Harry Simms, since the fall of 1930 had been district organizer of the Young Communist League of District No. 17, with headquarters at Birmingham. He took a leading part in all the campaigns- Scottsboro, Camp Hill, the Willie Peterson case. While carrying on Young Communist League work he was also called upon frequently when the district organizer of the Party was out in the District field, extending from Kentucky to Florida and across to New Orleans, to carry on both Party and League direction. He had been arrested a number of times by the Birmingham police for his activity in organizing the employed and unemployed Negro and white workers for a struggle against the common enemy. In July, 1931, he was elected to the National Executive Committee of the Young Communist League at its 6th National Congress in New York. Returning South again he threw himself with still greater energy into the work.
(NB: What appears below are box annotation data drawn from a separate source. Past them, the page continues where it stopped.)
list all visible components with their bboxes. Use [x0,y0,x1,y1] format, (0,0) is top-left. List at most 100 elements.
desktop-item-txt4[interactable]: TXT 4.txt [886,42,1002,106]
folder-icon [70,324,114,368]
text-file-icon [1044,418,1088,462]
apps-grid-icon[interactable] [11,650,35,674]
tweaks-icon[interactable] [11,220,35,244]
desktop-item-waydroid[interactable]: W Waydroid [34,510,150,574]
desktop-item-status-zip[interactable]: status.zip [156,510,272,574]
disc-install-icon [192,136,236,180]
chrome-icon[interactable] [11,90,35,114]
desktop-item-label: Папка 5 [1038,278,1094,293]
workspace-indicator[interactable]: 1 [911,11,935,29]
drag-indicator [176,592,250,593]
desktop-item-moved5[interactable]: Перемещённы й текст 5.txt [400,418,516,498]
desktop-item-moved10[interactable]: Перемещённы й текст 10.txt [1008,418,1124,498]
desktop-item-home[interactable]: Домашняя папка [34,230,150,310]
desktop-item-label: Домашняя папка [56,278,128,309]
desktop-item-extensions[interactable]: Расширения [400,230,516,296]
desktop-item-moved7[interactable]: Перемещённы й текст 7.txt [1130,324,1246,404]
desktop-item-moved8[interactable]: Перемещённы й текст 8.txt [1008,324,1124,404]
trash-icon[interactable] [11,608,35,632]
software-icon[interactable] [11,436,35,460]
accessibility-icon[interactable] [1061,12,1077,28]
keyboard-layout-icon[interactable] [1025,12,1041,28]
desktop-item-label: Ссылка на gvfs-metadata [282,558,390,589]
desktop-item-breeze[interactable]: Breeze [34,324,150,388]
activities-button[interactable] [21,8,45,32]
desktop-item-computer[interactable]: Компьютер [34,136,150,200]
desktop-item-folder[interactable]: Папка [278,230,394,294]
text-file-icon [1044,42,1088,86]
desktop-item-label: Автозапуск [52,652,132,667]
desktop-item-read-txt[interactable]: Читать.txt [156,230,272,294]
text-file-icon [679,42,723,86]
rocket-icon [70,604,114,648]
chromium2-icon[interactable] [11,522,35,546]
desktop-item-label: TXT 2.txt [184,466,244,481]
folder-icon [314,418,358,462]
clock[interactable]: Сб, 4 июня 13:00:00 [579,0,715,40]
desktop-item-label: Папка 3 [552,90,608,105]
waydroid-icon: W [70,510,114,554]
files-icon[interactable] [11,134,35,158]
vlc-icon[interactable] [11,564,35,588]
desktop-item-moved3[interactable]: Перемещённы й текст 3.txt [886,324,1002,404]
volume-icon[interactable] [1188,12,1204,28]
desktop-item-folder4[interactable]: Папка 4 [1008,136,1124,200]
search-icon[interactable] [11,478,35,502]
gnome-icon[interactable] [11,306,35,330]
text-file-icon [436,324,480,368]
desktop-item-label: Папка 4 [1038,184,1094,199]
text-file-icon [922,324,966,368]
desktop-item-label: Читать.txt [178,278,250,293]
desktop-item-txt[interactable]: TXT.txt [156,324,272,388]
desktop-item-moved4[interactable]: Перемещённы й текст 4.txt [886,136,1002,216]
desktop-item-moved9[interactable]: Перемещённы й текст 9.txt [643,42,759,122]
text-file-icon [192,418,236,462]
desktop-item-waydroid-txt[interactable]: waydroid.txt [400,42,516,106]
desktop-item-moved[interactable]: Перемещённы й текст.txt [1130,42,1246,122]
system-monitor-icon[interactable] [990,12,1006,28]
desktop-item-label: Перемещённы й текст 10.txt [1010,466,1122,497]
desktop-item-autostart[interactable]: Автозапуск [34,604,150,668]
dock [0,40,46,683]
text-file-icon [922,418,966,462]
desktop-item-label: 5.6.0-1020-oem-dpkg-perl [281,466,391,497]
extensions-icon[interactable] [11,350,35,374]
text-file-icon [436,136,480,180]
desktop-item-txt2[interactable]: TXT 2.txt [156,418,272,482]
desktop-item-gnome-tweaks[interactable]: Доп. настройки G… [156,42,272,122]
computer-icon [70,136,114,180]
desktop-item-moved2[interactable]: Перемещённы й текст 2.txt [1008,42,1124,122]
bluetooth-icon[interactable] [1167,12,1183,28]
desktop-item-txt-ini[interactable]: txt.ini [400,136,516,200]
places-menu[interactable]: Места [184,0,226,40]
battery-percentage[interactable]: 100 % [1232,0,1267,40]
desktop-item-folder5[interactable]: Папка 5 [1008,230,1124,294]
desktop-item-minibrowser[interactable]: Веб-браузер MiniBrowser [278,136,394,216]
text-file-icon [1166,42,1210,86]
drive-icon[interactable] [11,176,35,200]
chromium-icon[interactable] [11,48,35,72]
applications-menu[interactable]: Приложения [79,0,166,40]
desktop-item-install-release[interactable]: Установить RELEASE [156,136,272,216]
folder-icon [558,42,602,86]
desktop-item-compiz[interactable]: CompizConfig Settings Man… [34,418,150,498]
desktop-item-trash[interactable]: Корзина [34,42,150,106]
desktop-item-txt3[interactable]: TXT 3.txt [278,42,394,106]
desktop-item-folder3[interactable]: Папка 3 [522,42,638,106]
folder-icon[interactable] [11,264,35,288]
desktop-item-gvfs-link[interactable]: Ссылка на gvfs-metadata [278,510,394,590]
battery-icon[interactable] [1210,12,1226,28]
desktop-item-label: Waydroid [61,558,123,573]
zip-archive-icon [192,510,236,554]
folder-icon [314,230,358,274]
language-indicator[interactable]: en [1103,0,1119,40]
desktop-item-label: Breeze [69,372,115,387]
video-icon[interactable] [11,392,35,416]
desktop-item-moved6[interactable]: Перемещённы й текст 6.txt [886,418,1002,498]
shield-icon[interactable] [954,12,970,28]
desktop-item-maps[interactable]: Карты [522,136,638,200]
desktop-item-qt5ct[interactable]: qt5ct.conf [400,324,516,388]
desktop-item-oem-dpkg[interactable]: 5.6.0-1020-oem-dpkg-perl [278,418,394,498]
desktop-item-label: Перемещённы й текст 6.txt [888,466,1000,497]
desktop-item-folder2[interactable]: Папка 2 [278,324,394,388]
From the first he worked tirelessly on the District Committee of District No. 17 in the preliminary work of the Kentucky strike. He was anxious from the beginning to go into Kentucky field. He was the first member of the District committee to be assigned to Kentucky during the period of the strike. Aware of the dangers that faced him, he was, because of such danger, more determined to go and help direct the Kentucky and Tennessee miners in their fight against starvation and terror.

Born In Massachusetts

Harry Simms was born in Springfield, Mass. His parents were workers. At the age of 14 he went to work in a textile mill, where he soon learned that in the class struggle the Communist movement alone is the means whereby the workers can defeat capitalism and strike off the shackles of wage slavery. He was elected Young Communist League organizer in Connecticut in 1929. On the following March 6th, in the great unemployed demonstrations, he was arrested and sentenced to jail, where he spent four months, before coming south. In Birmingham he worked under the pseudonym, “Harris Gilbert” because of the police activity against the Party and the League there, just as many another revolutionist has had to work and does have to work in similar conditions.

Begun in August, 1930, Southern Worker was a semi-legal regional newspaper of the Communist Party, USA (CPUSA) primarily aimed at building the Party in the South among Black workers and farmers. Pseudonyms of editors and writers, false publication places, illegal paper drops, and clandestine meetings were a necessary hallmark of the Southern Worker’s life. The paper extensively covered the campaign against lynching and southern unionization efforts. Originally a weekly, it went to a monthly in 1934 and ceased publishing in 1937. Editors included Solomon Auerbach (under the name “Jim Allen”), Harry Wicks, and Elizabeth Lawson.